O Que For Pra Ser, Será...
32 Capítulo 32
Notas iniciais
20 de dezembro. Lima, Ohio.
– Precisávamos vir tanto tempo antes? – perguntou Emily quando elas desembarcaram no aeroporto.
– Claro! Pai e papai querem conhecer a Hanna, e eu esperava que pudéssemos mostrar um pouco do que foi nossa adolescência, o tempo que nós passamos nessa cidade... – explicou Rachel.
– Então quer dizer que vamos poder te dar banhos de slush? Eba! – Santana exclamou batendo palminhas.
– Chegue perto da Rach com qualquer tipo de líquido colorido e gosmento, e eu arranco as suas mãos, Lopez! – esbravejou Quinn.
– Calma, Q. Sem brigas, okay? Sabemos que a Santana está apenas implicando... – Rachel passou a mão pelo braço alvo da loira buscando acalmá-la.
– O que é slush? – perguntou Hanna.
– Depois eu te explico, H... – Brittany sorriu e procurou não prolongar aquele assunto.
Elas caminharam e no saguão encontraram com Hiram e Leroy. Rachel correu e abraçou seus pais. As outras ficaram apenas observando a interação. Até que eles se separaram e Hiram se direcionou ao restante.
– Meninas! Vocês estão cada dia mais lindas! – ele abraçou cada uma, deixando Quinn por último, a encarando – Quinn Fabray.
– Hiram querido, não... – advertiu Leroy.
– O que, meu bem? Só estou analisando a minha nora.
– Pai! – exclamou Rachel, enquanto Quinn tossia nervosamente, arrancando risadas das outras – Não é o momento, tudo bem? E eu e Quinn não temos nada oficial.
– Como assim não tem nada oficial? – Hiram encarou a loira novamente – Minha estrelinha não é mulher de ficadas, Srta. Fabray.
– Pai! – exclamou a morena novamente.
– Estrelinha, é melhor irmos antes que a Quinn tenha um troço e caia dura aqui no meio do saguão do aeroporto – disse Leroy – Vamos querido, depois você pode intimidar a nossa futura nora.
Quinn engoliu seco ao receber mais uma olhada de Hiram que logo em seguida foi para o lado do seu marido, todos se encaminhando para fora do aeroporto. Rachel se aproximou da loira.

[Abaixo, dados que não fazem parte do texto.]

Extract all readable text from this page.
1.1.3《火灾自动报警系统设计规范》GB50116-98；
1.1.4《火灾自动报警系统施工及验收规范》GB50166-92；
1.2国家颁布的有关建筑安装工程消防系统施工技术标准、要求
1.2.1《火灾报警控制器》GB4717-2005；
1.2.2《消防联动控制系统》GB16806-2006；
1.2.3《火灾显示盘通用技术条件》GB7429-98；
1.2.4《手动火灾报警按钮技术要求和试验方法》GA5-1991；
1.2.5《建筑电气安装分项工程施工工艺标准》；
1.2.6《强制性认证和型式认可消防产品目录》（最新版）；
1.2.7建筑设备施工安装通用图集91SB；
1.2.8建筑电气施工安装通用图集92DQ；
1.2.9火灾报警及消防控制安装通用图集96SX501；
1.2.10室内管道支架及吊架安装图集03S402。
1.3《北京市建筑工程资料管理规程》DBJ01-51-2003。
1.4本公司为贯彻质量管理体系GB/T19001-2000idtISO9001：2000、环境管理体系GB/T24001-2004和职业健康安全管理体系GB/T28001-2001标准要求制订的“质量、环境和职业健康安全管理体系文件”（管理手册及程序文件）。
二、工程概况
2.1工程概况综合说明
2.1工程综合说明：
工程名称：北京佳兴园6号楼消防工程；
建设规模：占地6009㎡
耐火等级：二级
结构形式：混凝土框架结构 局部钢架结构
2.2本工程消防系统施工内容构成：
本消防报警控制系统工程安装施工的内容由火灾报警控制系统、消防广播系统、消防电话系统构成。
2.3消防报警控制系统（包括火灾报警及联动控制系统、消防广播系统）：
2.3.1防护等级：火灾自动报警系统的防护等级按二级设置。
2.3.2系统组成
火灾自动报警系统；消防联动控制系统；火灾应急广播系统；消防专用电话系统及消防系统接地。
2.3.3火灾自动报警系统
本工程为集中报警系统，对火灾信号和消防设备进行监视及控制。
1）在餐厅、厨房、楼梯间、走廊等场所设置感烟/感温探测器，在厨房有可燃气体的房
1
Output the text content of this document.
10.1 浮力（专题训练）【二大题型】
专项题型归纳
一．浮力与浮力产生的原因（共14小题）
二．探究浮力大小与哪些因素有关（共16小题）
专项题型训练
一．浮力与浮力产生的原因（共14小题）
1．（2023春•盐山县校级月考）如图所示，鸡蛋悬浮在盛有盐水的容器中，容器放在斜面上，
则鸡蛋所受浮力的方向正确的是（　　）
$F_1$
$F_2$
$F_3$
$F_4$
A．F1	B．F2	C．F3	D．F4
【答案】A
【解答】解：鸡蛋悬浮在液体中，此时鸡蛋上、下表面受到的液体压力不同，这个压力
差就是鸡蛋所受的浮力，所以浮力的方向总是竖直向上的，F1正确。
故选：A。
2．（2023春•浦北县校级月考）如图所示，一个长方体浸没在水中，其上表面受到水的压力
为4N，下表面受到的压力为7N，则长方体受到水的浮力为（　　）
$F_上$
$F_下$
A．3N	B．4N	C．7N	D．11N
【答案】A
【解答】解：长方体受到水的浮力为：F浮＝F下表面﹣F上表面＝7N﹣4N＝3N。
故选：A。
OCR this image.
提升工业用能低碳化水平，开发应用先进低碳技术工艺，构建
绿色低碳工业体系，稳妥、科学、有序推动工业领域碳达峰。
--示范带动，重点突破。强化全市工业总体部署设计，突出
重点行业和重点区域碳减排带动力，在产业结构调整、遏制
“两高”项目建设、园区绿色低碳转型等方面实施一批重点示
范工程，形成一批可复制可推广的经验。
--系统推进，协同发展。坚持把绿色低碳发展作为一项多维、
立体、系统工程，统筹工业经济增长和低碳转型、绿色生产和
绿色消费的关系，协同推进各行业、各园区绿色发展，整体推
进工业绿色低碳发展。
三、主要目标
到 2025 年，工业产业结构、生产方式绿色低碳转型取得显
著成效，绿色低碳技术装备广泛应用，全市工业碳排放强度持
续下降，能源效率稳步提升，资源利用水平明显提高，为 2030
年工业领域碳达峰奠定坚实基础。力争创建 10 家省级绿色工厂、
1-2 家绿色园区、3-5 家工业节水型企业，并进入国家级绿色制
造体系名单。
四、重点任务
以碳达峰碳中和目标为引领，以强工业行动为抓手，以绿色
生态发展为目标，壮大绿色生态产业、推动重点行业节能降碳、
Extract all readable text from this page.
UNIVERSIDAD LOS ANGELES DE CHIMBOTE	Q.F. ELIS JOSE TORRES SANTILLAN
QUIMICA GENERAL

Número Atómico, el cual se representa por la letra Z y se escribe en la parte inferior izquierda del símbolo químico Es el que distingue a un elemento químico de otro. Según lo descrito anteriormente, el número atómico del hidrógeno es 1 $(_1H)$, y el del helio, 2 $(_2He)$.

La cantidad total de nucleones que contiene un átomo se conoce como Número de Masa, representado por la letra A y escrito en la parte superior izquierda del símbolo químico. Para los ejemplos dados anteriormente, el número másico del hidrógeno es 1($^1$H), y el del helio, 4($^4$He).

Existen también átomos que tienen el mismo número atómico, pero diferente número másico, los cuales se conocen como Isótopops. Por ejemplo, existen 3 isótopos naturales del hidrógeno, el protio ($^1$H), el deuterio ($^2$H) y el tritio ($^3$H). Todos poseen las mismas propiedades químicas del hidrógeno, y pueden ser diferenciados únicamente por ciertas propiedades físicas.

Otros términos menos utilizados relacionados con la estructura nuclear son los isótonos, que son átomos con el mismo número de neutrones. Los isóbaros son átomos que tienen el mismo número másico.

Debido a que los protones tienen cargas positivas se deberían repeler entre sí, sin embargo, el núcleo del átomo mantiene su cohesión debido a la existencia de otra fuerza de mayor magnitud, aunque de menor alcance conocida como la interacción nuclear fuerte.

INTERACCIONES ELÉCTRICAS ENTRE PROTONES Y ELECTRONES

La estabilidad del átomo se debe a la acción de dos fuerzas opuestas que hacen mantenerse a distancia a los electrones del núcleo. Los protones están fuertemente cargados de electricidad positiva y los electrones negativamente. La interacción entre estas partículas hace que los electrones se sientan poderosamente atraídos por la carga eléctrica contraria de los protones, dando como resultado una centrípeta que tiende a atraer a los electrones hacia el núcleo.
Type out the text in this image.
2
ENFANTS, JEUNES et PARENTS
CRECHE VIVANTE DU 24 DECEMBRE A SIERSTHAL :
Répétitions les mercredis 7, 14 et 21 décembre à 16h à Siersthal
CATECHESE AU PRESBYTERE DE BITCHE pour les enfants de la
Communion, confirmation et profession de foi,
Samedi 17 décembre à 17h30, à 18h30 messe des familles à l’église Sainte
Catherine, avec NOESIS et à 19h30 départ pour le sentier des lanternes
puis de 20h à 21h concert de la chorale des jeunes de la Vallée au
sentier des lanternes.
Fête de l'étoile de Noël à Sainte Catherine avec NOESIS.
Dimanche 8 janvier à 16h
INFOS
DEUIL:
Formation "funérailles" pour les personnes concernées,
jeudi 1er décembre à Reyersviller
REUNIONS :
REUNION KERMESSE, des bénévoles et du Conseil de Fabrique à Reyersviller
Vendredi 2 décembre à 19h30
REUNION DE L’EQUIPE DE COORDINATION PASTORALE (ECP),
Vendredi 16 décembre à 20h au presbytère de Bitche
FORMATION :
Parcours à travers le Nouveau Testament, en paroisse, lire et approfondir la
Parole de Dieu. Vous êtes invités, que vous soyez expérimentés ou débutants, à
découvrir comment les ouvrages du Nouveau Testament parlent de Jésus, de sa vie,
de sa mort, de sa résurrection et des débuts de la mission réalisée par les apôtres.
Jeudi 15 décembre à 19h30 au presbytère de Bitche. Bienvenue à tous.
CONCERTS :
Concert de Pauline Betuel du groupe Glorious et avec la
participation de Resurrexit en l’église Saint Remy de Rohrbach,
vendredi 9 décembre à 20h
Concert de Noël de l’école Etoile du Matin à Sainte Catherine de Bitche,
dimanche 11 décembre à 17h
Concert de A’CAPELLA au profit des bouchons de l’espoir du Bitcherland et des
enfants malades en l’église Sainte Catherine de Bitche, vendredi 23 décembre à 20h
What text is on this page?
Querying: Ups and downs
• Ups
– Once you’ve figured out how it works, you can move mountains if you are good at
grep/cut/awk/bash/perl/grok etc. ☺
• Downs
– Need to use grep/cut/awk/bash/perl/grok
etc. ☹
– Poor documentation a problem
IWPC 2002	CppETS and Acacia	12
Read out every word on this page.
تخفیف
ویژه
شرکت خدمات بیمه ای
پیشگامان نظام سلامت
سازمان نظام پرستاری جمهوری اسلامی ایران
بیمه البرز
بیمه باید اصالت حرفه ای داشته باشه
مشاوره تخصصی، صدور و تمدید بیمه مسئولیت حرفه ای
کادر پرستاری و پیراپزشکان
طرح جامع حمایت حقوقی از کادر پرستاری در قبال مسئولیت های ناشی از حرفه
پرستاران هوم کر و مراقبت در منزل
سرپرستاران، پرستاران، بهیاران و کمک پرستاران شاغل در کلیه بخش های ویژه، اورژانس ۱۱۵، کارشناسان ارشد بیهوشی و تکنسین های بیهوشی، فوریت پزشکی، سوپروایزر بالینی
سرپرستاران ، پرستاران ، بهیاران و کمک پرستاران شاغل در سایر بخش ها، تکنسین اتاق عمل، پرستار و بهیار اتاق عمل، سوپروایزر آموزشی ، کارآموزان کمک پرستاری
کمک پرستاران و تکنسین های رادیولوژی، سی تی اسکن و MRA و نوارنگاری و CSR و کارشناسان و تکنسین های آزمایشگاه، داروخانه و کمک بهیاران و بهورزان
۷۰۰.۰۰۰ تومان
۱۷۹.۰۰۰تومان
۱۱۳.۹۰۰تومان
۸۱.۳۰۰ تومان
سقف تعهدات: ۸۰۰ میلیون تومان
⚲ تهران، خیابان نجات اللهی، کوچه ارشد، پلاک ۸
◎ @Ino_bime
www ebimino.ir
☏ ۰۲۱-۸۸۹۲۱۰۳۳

– Me desculpa, Quinnie. Pai é extremamente protetor, mas saiba que ele não morde – ela segurou uma das mãos da loira.
– Tudo bem, Rach. Eu só não esperava essa recepção... – ela sorriu.
– Eu farei com que ele se comporte. Prometo.
– Tudo bem, não se preocupe com isso – disse Quinn passando o braço pelos ombros da morena e beijando sua testa.
– Você ficará lá em casa, não é? – perguntou.
– Se for a sua vontade, sim. Mas eu quero visitar minha mãe...
– Agora? Eu posso ir com você...
– Não agora. E eu adoraria que você fosse...
Elas sorriram apaixonadas uma para a outra até serem interrompidas por Santana.
– Vamos logo! Eu estou passando mal com tanto açúcar!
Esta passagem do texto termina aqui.